In a nutshell, Fabre has started his project of a social history of spirituality precisely from an investigation of Ignatius’ “composition of space”. According to Fabre, Ignatius’ instruction for the composition of space are intentionally puzzling: the retraitant is asked to freely compose a place disconnected from people who, however, must inhabit it because of the authority attributed to Scriptures.[5] This aporia, according to Fabre, cannot be resolved within the text and – as Ignatius himself states in the brief “Presupposition” that opens the Exercises – calls for a spiritual conversation between director and directed; a “spiritual scene”, that is, which is taken to epitomize a broader problem articulated into two questions, that is, 1. through what kind of form of thought the same individuals were able to develop their own genius, while subjecting their conducts to a set of given rules? 2. How this form of thought can be taken away from what has traditionally been called “spirituality” and merged into a broader inquiry into the formation of Early Modern subjectivities?[6] These questions, which are also relevant for the “Autobiography”, call for an investigation of spirituality in the broader context of early modern cultural practices, which would allow me to compare my findings with those discussed by Benjamin and, as you will see in a minute, Jose Juan.

Let me thus get to a brief conclusion. In 1982, in the introduction of his groundbreaking Imagining Religion from Babylon to Jonestown – a book that is also an intelligent critique of Eliade and his legacy – Jonathan Smith has summarized his approach to religious history; an approach that has innovatively, and self-critically shifted the focus from Eliade’s study of religion as the understanding of the “experience of the sacred”, to the rational investigation of human activities, which historical agents and scholars alike have ascribed to a domain that, under specific circumstances, is envisioned as religious. As Smith himself has put it:

In short, I hold that there is no privilege to myth or other religious materials. They must be understood primarily as texts in contexts, specific acts of communication between specified individuals, at specific points in time and space, about specifiable subjects.

 

Personally, I have found Smith’s teachings essential for bringing my interest in Ignatius’ take on spiritual transformation in a dialogue with the work of Jose-Juan and Benjamin. If taken as “acts of communication between specified individuals”, I believe, the spaces of conversion and the conversion of spaces inscribed in Ignatius’ “Autobiography” can be productively taken away from traditional views of spirituality and discussed in the context of a broader history of early modern subjectivities as that indicated by Pierre Antoine Fabre. At this point, however, I would like to hear your input on this.
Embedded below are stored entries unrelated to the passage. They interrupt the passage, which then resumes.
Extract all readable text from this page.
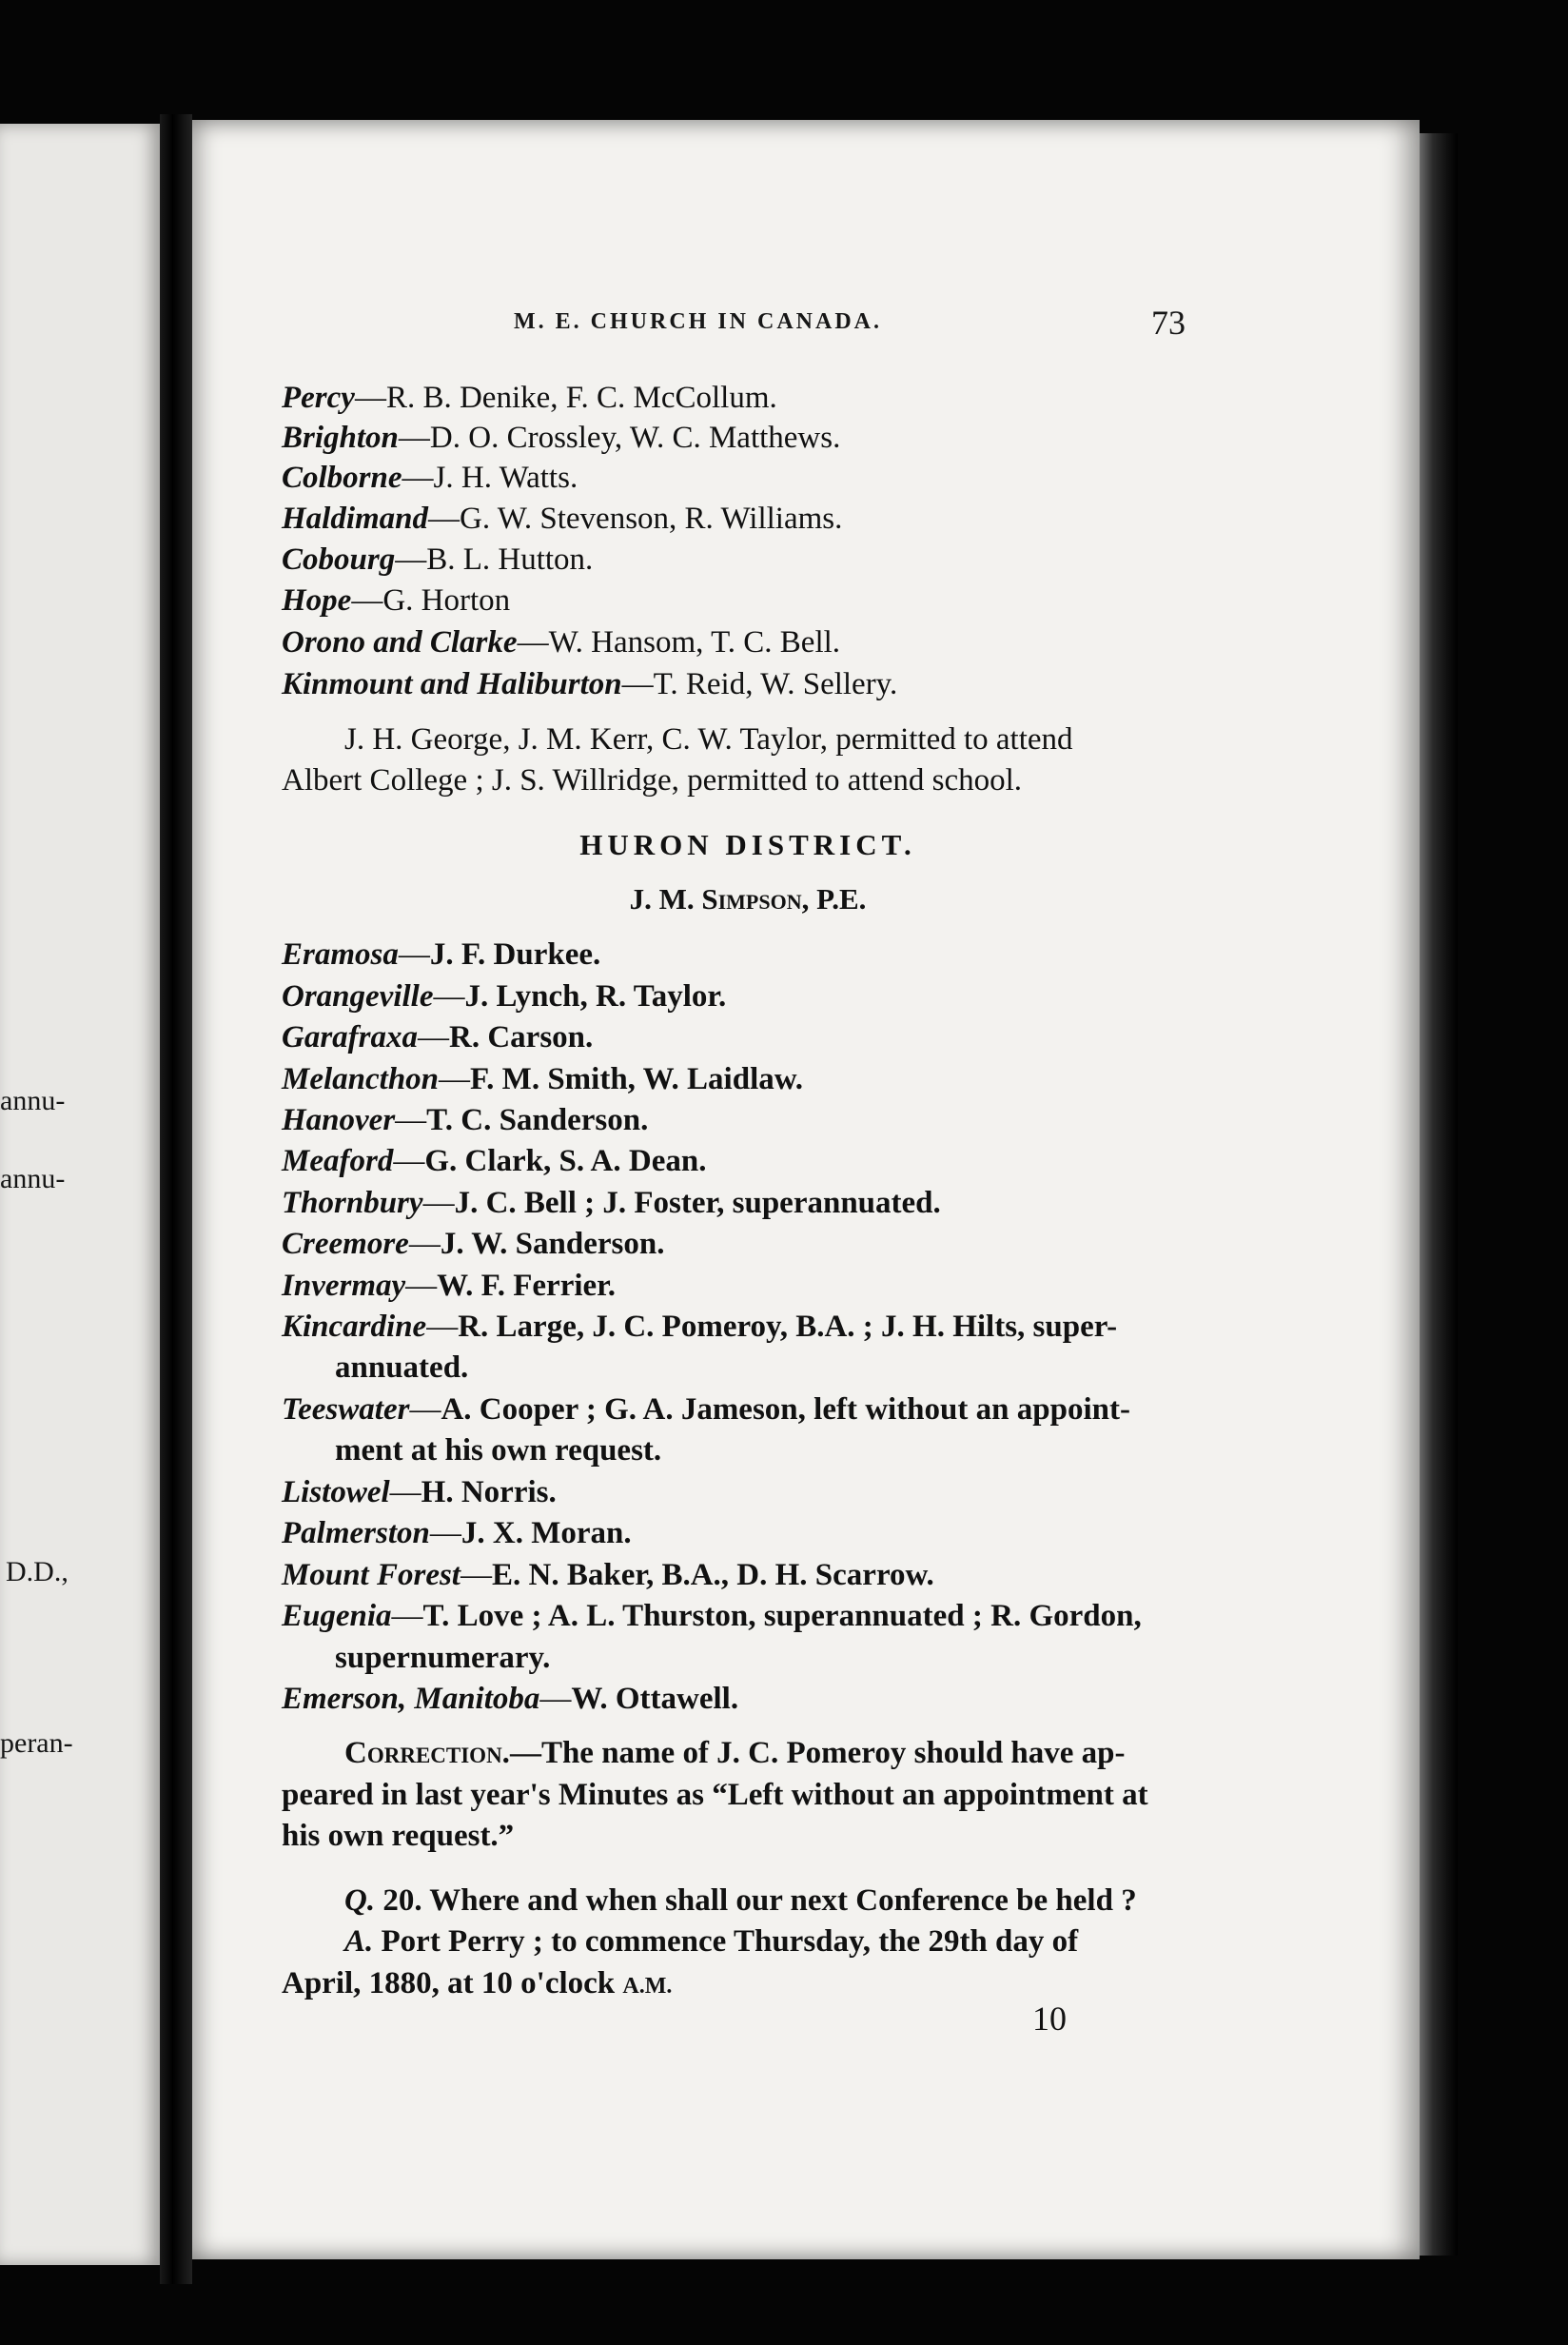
annu-
annu-
D.D.,
peran-
M. E. CHURCH IN CANADA.	73
Percy—R. B. Denike, F. C. McCollum.
Brighton—D. O. Crossley, W. C. Matthews.
Colborne—J. H. Watts.
Haldimand—G. W. Stevenson, R. Williams.
Cobourg—B. L. Hutton.
Hope—G. Horton
Orono and Clarke—W. Hansom, T. C. Bell.
Kinmount and Haliburton—T. Reid, W. Sellery.
J. H. George, J. M. Kerr, C. W. Taylor, permitted to attend
Albert College ; J. S. Willridge, permitted to attend school.
HURON DISTRICT.
J. M. Simpson, P.E.
Eramosa—J. F. Durkee.
Orangeville—J. Lynch, R. Taylor.
Garafraxa—R. Carson.
Melancthon—F. M. Smith, W. Laidlaw.
Hanover—T. C. Sanderson.
Meaford—G. Clark, S. A. Dean.
Thornbury—J. C. Bell ; J. Foster, superannuated.
Creemore—J. W. Sanderson.
Invermay—W. F. Ferrier.
Kincardine—R. Large, J. C. Pomeroy, B.A. ; J. H. Hilts, super-
annuated.
Teeswater—A. Cooper ; G. A. Jameson, left without an appoint-
ment at his own request.
Listowel—H. Norris.
Palmerston—J. X. Moran.
Mount Forest—E. N. Baker, B.A., D. H. Scarrow.
Eugenia—T. Love ; A. L. Thurston, superannuated ; R. Gordon,
supernumerary.
Emerson, Manitoba—W. Ottawell.
Correction.—The name of J. C. Pomeroy should have ap-
peared in last year's Minutes as “Left without an appointment at
his own request.”
Q. 20. Where and when shall our next Conference be held ?
A. Port Perry ; to commence Thursday, the 29th day of
April, 1880, at 10 o'clock A.M.
10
[1] Nock, Arthur D., The Old and the New in Religion from Alexander the Great to Augustine (Oxford: Clarendon Press, 1933).

[2] Stromberg, Peter G., Language and Self-Transformation. A Study of the Christian Conversion Narrative (Cambridge, UK: Cambridge University Press, 1993).

[3] Fabre, Pierre Antoine. “Une somme de spiritualité. Sur le Dictionnaire de spiritualité (1932-1995). ” Critique 608-9 (janvier-février 1998).

[4] Fabre, Pierre Antoine. “Histoire de la spiritualité et sciences sociales. Perspectives de recherche.” Recherches de sciences religieuses 97.1 (2009): 33 – 51.

[5] Fabre, Pierre Antoine. Ignace de Loyola. Le lieu de l’image, Paris, Vrin, 1992.

[6] Fabre, Pierre Antoine. “Lire une méditation écrite. Direction spirituelle et littérature de spiritualité à travers quelques texts de Louis Richeòme (1544-1625).” Annali dell’ Instituto storico italo-germanico  de Trente (2004).